The “Girlboss” movement, popularized by Nasty Gal founder Sophia Amoruso’s 2014 book, promised feminist empowerment through entrepreneurship—before collapsing under the weight of its founders’ toxic workplace practices and superficial feminism.
The Origin
Amoruso built Nasty Gal from a 2006 eBay vintage clothing store to a $100M revenue fashion brand. Her 2014 memoir “#GIRLBOSS” sold 1M+ copies, spawning a lifestyle brand: Girlboss Media, conferences (Girlboss Rally), and Netflix series (2017, canceled after one season).

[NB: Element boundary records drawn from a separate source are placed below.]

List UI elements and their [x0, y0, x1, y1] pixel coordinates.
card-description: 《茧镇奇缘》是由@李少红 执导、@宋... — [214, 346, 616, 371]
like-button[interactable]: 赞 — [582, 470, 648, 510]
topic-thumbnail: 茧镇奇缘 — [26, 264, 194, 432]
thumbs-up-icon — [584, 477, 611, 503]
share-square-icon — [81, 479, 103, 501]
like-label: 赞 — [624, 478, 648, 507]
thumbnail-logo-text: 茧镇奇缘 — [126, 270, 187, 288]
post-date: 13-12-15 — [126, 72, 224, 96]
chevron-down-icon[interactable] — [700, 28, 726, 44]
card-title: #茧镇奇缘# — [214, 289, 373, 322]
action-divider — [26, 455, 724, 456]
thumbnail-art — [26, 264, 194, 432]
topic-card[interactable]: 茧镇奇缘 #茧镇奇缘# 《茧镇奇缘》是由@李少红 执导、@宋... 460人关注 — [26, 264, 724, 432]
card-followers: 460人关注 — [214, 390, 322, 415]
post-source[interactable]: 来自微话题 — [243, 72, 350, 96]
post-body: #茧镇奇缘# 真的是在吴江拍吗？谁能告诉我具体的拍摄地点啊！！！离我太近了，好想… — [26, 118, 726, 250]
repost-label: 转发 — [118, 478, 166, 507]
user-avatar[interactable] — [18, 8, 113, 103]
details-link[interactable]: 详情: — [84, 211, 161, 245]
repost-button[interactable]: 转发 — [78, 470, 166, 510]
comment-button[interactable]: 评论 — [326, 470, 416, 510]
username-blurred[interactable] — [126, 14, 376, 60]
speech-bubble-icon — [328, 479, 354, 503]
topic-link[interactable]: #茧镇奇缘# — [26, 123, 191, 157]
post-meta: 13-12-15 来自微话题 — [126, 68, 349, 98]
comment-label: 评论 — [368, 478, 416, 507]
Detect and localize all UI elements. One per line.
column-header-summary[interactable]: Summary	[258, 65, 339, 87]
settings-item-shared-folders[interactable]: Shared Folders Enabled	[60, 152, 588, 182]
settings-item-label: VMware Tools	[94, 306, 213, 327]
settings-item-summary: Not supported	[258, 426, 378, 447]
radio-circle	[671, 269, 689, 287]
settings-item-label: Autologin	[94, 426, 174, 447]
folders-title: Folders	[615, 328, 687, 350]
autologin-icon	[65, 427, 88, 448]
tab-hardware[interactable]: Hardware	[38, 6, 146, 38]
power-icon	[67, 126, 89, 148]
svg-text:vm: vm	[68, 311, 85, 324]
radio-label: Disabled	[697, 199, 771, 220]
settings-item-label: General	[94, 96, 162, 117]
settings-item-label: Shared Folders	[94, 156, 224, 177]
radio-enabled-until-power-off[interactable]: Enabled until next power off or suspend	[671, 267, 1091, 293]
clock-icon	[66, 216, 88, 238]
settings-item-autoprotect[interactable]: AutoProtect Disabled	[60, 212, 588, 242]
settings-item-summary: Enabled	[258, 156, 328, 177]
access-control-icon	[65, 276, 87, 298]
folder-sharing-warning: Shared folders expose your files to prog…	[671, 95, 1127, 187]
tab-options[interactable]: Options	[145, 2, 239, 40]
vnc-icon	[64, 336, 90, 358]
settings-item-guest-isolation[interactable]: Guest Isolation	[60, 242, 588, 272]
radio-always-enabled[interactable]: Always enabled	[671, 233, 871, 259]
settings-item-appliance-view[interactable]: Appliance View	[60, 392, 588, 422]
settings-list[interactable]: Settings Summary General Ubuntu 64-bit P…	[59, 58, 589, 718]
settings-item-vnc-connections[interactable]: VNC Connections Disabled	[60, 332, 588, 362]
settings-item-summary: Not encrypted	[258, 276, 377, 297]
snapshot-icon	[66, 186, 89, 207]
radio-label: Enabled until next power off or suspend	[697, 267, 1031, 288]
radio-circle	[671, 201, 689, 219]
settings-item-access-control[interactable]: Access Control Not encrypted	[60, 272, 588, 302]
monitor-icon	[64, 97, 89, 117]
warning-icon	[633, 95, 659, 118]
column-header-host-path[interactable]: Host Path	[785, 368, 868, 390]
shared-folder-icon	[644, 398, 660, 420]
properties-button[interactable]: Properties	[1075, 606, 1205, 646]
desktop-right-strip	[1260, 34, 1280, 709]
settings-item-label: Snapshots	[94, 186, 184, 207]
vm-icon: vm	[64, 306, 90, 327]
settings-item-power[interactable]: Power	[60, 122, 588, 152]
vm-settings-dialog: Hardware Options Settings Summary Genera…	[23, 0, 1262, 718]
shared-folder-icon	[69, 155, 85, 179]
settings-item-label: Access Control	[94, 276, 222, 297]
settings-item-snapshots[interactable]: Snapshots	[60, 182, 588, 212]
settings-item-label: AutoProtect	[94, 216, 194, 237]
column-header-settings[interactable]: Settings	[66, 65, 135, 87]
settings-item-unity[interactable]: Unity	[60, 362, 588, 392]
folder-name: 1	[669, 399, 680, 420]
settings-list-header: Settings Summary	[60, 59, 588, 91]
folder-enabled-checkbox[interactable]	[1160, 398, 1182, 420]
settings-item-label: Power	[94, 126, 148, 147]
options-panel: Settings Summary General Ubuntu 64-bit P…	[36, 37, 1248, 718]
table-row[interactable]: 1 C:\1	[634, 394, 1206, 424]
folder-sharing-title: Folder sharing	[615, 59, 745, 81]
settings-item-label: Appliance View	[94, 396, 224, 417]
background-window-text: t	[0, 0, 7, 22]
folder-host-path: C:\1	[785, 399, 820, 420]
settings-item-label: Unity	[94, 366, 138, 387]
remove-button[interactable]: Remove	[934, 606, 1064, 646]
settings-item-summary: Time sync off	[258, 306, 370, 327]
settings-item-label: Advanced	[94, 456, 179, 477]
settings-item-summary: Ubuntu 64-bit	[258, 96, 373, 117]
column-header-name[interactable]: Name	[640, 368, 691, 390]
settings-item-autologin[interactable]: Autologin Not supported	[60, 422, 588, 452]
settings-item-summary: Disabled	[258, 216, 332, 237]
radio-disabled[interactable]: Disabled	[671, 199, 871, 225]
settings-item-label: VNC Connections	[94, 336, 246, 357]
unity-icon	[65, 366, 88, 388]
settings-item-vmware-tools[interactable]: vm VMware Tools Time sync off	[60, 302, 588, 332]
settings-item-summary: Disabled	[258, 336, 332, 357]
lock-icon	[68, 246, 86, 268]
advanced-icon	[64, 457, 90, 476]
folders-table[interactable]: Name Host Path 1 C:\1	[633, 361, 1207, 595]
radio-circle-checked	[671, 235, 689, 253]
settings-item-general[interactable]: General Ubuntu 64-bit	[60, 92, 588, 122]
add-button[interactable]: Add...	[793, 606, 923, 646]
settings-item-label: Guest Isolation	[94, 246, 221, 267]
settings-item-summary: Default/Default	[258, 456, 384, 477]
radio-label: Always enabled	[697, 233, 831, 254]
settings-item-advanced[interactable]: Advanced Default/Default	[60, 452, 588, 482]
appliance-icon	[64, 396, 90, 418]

The aesthetic combined feminist empowerment language with entrepreneurial hustle culture: millennial pink Instagram grids, “Nevertheless, she persisted” quotes, and aspirational workspace photos. It told women they could “have it all” through individual ambition rather than collective action.
The Peak
By 2016, #Girlboss had 10M+ Instagram posts. Founders like Audrey Gelman (The Wing), Emily Weiss (Glossier), and Jen Rubio (Away) became girlboss icons: young, photogenic, VC-backed, and media-savvy.
The movement aligned with lean-in feminism (Sheryl Sandberg’s 2013 book), focusing on individual advancement within capitalist structures rather than systemic change.
The Collapse
The facade cracked spectacularly. Nasty Gal filed for bankruptcy in 2016 ($65M debt). The Wing, Glossier, and Away were exposed for toxic workplaces, union-busting, and mistreating primarily women of color employees.
Critics argued girlboss feminism was “white feminism” benefiting privileged founders while exploiting marginalized workers. The term became ironic and pejorative by 2020. Netflix’s “Inventing Anna” (2022) about scammer Anna Delvey and “The Dropout” (2022) about Elizabeth Holmes cemented girlboss as cautionary archetype.
The movement’s death was symbolized when Girlboss Media sold to Attention Capital in 2020 (undisclosed price, widely seen as a fire sale).